"12 jours"


31 août 2018

« 12 jours », réalisé en 2017 par Raymond Depardon est un documentaire tourné à l’hôpital Vinatier, à Lyon, consacré aux patients internés en psychiatrie sous le régime de la contrainte. Depuis 2013, la loi impose qu’un juge des libertés statue sur la prolongation ou l’arrêt de leur internement dans un délai de 12 jours après leur arrivée. Cette procédure est ensuite répétée tous les six mois. Depardon a obtenu les autorisations nécessaires pour filmer (sans floutage) les audiences qui se tiennent dans une salle de l’hôpital, réunissant le juge et le patient assisté de son avocat. Le film en présente dix, sur les 72 qui ont été filmées.

Le film s’ouvre sur une séquence de travelling d’une longueur et d’une lenteur insupportables dans les couloirs déserts et verdâtres d’un service hospitalier. Ce plan-séquence interminable, qui se termine sur une banale porte vitrée soulève d’emblée chez le spectateur une interrogation : sommes-nous vraiment dans un documentaire, ou bien s’agit-il d’un artifice manipulatoire du réalisateur (M. Hanneke l’a quelquefois utilisé), qui prolonge délibérément un plan sans intérêt, dans le seul but de dérouter, voire d’irriter le spectateur ? La question reste sans réponse, bien que dans le bonus, R. Depardon, qui évoque brièvement cette séquence, semble lui prêter un intérêt informatif, alors que pour nous, au-delà de l’exaspération qu’elle provoque, elle représente surtout le cliché visuel le plus rebattu des pires reportages télé hospitaliers.

Cette esthétique bas-de-gamme semble être un choix assumé, puisque tout le film est construit en alternant paresseusement les séquences d’audiences et des interludes d’images d’hôpital sur une musique d’Alexandre Desplats, engagé comme caution artistique dans cette malheureuse aventure.

Mais l’essentiel est bien sûr ailleurs -dans les dialogues entre les juges et les malades- et c’est alors qu’on découvre que le contenu, le projet même du film, est encore plus glauque que sa mise en scène, et la gêne esthétique ressentie dès les premières images se transforme pour le spectateur en malaise moral bien plus profond, puisqu’ en lui présentant des séquences qui n’auraient jamais dû être filmées, ou au moins rendues publiques, on le rend complice d’un voyeurisme dont on découvre qu’il est sans doute l’unique motivation (sinon la fierté ?) du réalisateur.

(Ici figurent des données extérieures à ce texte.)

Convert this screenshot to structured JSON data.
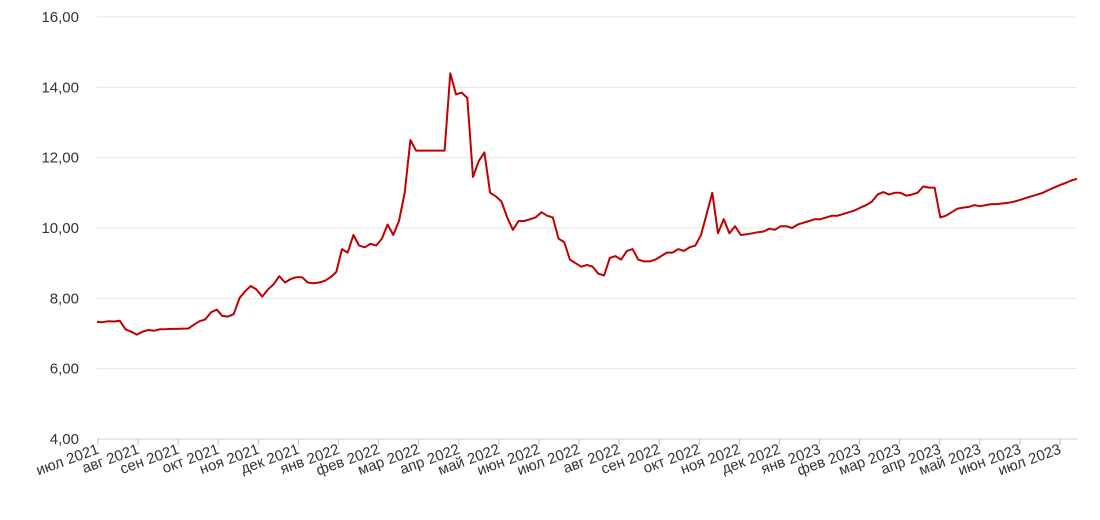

Car la question centrale, essentielle que pose sans cesse ce document est celle du consentement des malades. Il est montré de manière très claire que tous ou presque ne consentent en rien au sort qui leur est fait, et c’est du reste la définition même de l’internement sous contrainte. Mais la notion même de consentement est évidemment rendue caduque par la maladie, par la capacité de jugement qu’on sait ou suppose altérée chez le malade. Cette incertitude conduit d’ailleurs à s’interroger sur le sens de cette procédure d’intervention des juges (et certains d’entre eux semblent s’interroger eux-mêmes), car leur décision –toujours celle de prolonger l’internement- est dictée par les avis des médecins, et la demande faite au patient d’y consentir est bien sûr purement formelle, puisque consentir ou non ne changera rien à son sort.

D’où la question : Au nom de quel principe peut-on filmer et montrer sans flouter leur visage des personnes privées de liberté (alors que cela reste impossible pour des prisonniers) ? La réponse, scandaleuse, est donnée dans le bonus par l’assistante de Depardon : Juridiquement, les personnes internées sous contrainte ne sont pas pour autant privées de leurs droits civiques, et de ce fait leur consentement à être filmées est recevable. Or il paraît évident quand on entend la plupart d’entre eux que leur jugement est altéré, autant sans doute par leur maladie que par les effets des traitements et leurs conditions de détention (on voit que plusieurs d’entre eux ont été attachés à leur lit). Les consentements écrits qu’on a dû leur extorquer pour que ce film existe ressemblent dès lors à autant d’abus de faiblesse supplémentaires, destinés seulement à satisfaire le voyeurisme supposé du spectateur.

On peut s’interroger légitimement sur les raisons qui ont conduit les autorités de justice et de santé à accepter de collaborer à la réalisation d’un tel projet, et on est troublé par le déluge de louanges qui a salué la sortie d’un film formellement aussi pauvre et moralement plus que suspect.